For the 2026 season we fit the VOPE curve and got the following results:

You can see that the curve expects much higher returns on players who are paid around 5 Cr than the ones below 1 Cr, since this is the price point usually where key role players on teams are picked rather than backups and young investments. And after 10 Cr the curve gets flatter and there is a rapidly diminishing marginal value that players above this price range provide compared to the ones bought around this price.

Now looking at the results, we used the players’ performance to calculate the return on investment. The initial approach is to calculate a general rate of price per added win = 10.59 Cr, then we can compare the player’s performance to identify the return they provided as:

ROI = actual WAR × price per added win rate − actual price

Where actual WAR × price per added win rate represents the market price for their performance.

We also use the same bootstrap methodology as the cricWAR paper to sample the balls played by the players to generate 95% confidence intervals of their WAR and thus their ROI. This helps to account for the high variability in player performances. We also calculate the probability of a player being a bargain buy (value generated > price paid, i.e. ROI > 0) for all the bootstrap iterations and this value is represented as p(bargain).

Here is a full ranking of players listed by WAR, VOPE, VOMAM, ROI, RORAM. Sort by any of the value or ROI metrics to see the biggest steals and busts, filter by teams to see a franchise’s results.

We observed that keepers are systematically overpriced due to the scarce nature of their value and skillset, so similar to VOMAM, we can adjust the ROI based on the role and the overseas status. On calculation, both domestic and overseas players have the same price/win added rate = 10.59 Cr, so we focused only on adjusting based on the role and found that keepers are the most expensive roles to get value from compared to pacers who are cheaper. This metric is included in the leaderboard above as well as Return On Role-Adjusted Model (RORAM).

Discussion of results

Suryavanshi is obviously #1, he had not just the best player performance in this IPL but maybe in all IPL seasons so far and he comes at a measly 1.1 Cr price tag. No one else even comes close.

On both the models, Vaibhav Suryavanshi is off the charts. But the VOMAM model helps us value the scarce positions like wicket-keepers more accurately compared to an abundant position like top-order batter or fast bowler where there are a lot more players providing above-replacement player level performance.

there are 3 types of players who are bargain buys:

  1. Uncapped Indian talent who burst onto the scene this year (Prince Yadav, Sakib Hussain, Priyansh Arya)
  2. Overseas veterans who were picked up for base price (e.g. Finn Allen, Lungi Ngidi)
  3. IPL cornerstones who delivered phenomenal seasons and went even beyond their expensive price tags (e.g. Bhuvi, Narine)

The bottom of the list contains all the players who were bought to be cornerstones of their respective franchises but had terrible seasons, e.g. Pant, Pooran, Gaikwad and Pathirana. The keepers are already the most expensive player category to extract value from, and poor seasons like that of Pant and Pooran hurt teams the most due to their expensive price tags and negligible addition of value, even after adjusting for position scarcity.
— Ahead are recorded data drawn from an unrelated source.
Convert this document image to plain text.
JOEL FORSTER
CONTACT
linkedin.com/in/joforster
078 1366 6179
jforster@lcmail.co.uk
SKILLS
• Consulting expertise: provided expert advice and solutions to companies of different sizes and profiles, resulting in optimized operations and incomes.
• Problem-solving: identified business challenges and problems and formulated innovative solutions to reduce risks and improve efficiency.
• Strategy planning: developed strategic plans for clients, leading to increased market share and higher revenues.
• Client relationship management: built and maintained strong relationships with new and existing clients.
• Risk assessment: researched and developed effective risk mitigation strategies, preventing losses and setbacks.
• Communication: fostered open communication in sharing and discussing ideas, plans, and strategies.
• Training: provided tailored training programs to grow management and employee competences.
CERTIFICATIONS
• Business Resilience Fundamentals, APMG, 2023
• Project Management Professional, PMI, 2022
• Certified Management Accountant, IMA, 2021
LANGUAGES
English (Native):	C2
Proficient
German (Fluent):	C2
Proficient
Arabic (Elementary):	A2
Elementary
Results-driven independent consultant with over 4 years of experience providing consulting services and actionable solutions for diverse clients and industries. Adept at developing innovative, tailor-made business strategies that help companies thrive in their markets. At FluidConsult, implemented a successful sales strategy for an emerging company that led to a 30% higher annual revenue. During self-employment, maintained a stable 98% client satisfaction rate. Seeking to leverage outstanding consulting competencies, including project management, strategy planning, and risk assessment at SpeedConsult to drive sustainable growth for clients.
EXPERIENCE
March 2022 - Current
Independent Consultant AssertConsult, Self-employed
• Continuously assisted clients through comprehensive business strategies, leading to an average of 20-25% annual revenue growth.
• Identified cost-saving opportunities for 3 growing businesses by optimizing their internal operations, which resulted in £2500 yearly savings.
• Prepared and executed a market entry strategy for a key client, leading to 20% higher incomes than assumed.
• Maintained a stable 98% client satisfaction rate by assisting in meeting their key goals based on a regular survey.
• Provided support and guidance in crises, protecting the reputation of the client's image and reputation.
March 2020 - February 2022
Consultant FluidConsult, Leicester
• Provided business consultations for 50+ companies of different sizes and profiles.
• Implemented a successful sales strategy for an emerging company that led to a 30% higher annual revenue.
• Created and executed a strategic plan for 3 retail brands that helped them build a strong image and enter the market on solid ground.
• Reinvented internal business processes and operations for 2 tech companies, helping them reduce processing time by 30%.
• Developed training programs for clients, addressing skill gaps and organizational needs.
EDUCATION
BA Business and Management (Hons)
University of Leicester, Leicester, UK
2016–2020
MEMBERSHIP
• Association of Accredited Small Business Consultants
Here are the biggest steals of the auction this year and the biggest busts, the points represent the ROI in Cr terms as we discussed above. The 95% bands around them are generated from the bootstrap iterations to visualize the variance in the results.
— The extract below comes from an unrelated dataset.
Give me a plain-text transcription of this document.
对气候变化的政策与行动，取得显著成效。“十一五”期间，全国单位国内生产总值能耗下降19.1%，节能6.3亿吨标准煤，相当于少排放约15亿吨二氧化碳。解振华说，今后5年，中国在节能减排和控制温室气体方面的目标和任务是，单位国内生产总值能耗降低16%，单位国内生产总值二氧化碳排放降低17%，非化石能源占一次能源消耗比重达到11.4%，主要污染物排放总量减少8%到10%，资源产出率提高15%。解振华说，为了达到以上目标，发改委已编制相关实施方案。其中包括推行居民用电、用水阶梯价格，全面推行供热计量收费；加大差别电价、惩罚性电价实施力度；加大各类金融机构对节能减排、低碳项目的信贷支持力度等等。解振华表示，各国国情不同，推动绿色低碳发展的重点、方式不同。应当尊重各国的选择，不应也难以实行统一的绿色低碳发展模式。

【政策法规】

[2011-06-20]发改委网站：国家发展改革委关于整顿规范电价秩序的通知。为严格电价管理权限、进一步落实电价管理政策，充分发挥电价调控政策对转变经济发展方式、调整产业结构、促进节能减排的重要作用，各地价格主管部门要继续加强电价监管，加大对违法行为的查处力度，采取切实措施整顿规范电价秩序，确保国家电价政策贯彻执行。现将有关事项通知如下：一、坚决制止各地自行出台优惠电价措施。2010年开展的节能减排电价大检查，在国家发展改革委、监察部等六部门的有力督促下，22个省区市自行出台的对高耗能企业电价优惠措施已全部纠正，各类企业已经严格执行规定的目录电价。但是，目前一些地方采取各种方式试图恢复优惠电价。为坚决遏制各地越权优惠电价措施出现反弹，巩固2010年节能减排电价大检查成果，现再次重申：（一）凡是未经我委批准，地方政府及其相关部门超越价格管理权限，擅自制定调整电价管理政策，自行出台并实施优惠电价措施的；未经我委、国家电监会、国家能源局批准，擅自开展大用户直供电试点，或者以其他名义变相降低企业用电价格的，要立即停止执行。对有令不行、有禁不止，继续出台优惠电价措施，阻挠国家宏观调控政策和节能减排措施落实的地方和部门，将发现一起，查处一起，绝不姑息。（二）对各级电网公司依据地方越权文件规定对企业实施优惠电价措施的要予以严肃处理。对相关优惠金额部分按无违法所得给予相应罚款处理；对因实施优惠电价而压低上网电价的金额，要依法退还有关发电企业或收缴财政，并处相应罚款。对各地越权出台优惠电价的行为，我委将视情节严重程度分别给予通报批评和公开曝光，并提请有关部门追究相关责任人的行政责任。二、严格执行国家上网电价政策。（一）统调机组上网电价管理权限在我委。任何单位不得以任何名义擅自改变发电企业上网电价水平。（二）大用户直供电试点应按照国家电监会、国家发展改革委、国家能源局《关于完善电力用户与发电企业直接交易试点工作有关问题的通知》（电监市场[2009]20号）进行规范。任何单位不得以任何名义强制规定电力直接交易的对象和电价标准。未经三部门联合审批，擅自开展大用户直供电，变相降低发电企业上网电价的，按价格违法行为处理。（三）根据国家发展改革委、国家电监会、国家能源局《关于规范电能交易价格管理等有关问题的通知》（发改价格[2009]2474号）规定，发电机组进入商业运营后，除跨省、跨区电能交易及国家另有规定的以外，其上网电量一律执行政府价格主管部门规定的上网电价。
The auction rewards the same thing every year: finding wins before the market prices them. The biggest returns this season came from places nobody paid a premium for, uncapped Indians breaking out and overseas veterans picked up at base price, while the safest and most expensive buys were 50/50 on ROI, and the keepers hurt the most when they missed. IPL teams need to incorporate the player’s price tag and evaluate it against their performance to make sure they are not handicapping their seasons before they begin with expensive retentions and overpaid buys.